Accumulation and biochemical effects of microcystin-LR on the Patagonian pejerrey (Odontesthes hatcheri) fed with the toxic cyanobacteria Microcystis aeruginosa.

We studied accumulation and biochemical effects of microcystin-LR (MCLR) in Odontesthes hatcheri after dietary administration of the cyanobacteria Microcystis aeruginosa (1.3 μg MCLR/g body mass, incorporated in standard fish food). After 12 h, MCLR content in liver did not differ between fish fed with crushed or intact cells, demonstrating O. hatcheri's capacity to digest cyanobacteria and absorb MCLR. In the second experiment, fish received toxic cells, non-toxic cells, or control food; MCLR accumulation was monitored for 48 h. Protein phosphatase 1 (PP1), catalase (CAT), glutathione-S-transferase (GST) activities, and lipid peroxidation (as MDA) were measured in liver and intestine. Methanol-extractable MCLR was determined by PP1 inhibition assay (PPIA); extractable and protein-bound MCLR were measured by Lemieux oxidation-gas chromatography/mass spectrometry (GC/MS). MCLR accumulated rapidly up to 22.9 and 9.4 μg MCLR/g in intestine and liver, respectively, followed by a decreasing tendency.

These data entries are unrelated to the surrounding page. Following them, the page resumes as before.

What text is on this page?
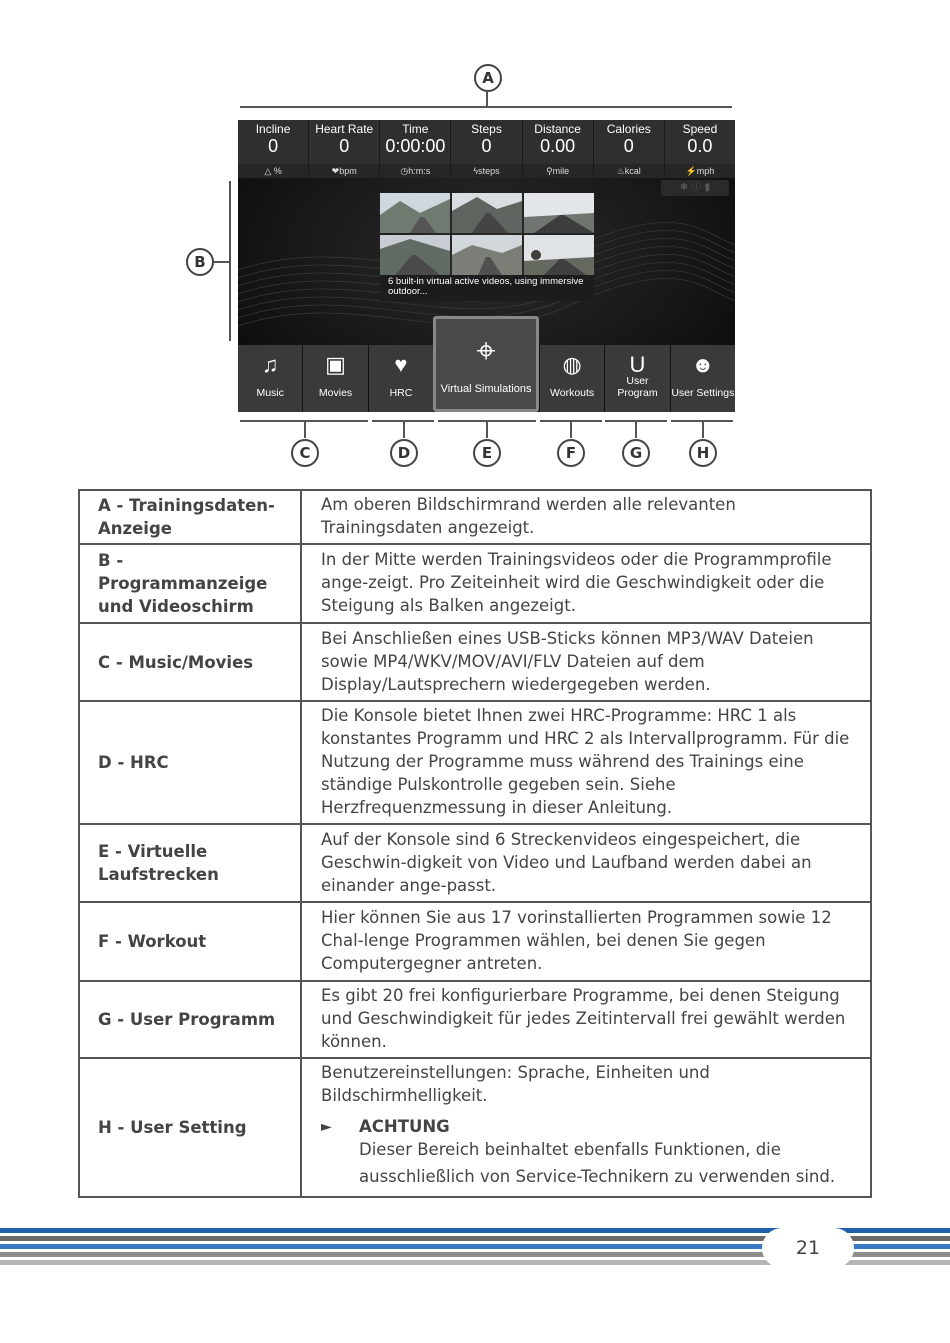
A
B
Incline
0
△ %
Heart Rate
0
❤bpm
Time
0:00:00
◷h:m:s
Steps
0
ϟsteps
Distance
0.00
⚲mile
Calories
0
♨kcal
Speed
0.0
⚡mph
✱ ⓘ ▮
6 built-in virtual active videos, using immersive outdoor...
♫
Music
▣
Movies
♥
HRC
⌖
Virtual Simulations
◍
Workouts
U
User Program
☻
User Settings
C	D	E	F	G	H
A - Trainingsdaten-Anzeige	Am oberen Bildschirmrand werden alle relevanten Trainingsdaten angezeigt.
B - Programmanzeige und Videoschirm	In der Mitte werden Trainingsvideos oder die Programmprofile ange-zeigt. Pro Zeiteinheit wird die Geschwindigkeit oder die Steigung als Balken angezeigt.
C - Music/Movies	Bei Anschließen eines USB-Sticks können MP3/WAV Dateien sowie MP4/WKV/MOV/AVI/FLV Dateien auf dem Display/Lautsprechern wiedergegeben werden.
D - HRC	Die Konsole bietet Ihnen zwei HRC-Programme: HRC 1 als konstantes Programm und HRC 2 als Intervallprogramm. Für die Nutzung der Programme muss während des Trainings eine ständige Pulskontrolle gegeben sein. Siehe Herzfrequenzmessung in dieser Anleitung.
E - Virtuelle Laufstrecken	Auf der Konsole sind 6 Streckenvideos eingespeichert, die Geschwin-digkeit von Video und Laufband werden dabei an einander ange-passt.
F - Workout	Hier können Sie aus 17 vorinstallierten Programmen sowie 12 Chal-lenge Programmen wählen, bei denen Sie gegen Computergegner antreten.
G - User Programm	Es gibt 20 frei konfigurierbare Programme, bei denen Steigung und Geschwindigkeit für jedes Zeitintervall frei gewählt werden können.
H - User Setting	Benutzereinstellungen: Sprache, Einheiten und Bildschirmhelligkeit.
► ACHTUNG
Dieser Bereich beinhaltet ebenfalls Funktionen, die
ausschließlich von Service-Technikern zu verwenden sind.
21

Protein-bound MCLR represented 66 to ca. 100 % of total MCLR in both tissues. PP1 activity remained unchanged in intestine but was increased in liver of MCLR treated fish.CAT and GST activities and MDA content were significantly increased by MCLR only in liver. We conclude that O. hatcheri is able to digest cyanobacteria, accumulating MCLR mostly bound to proteins. Our data suggest that this freshwater fish can be adversely affected by cyanobacterial blooms. However, the rapid decrease of the detectable MCLR in both tissues could imply that sublethal toxin accumulation is rapidly reversed.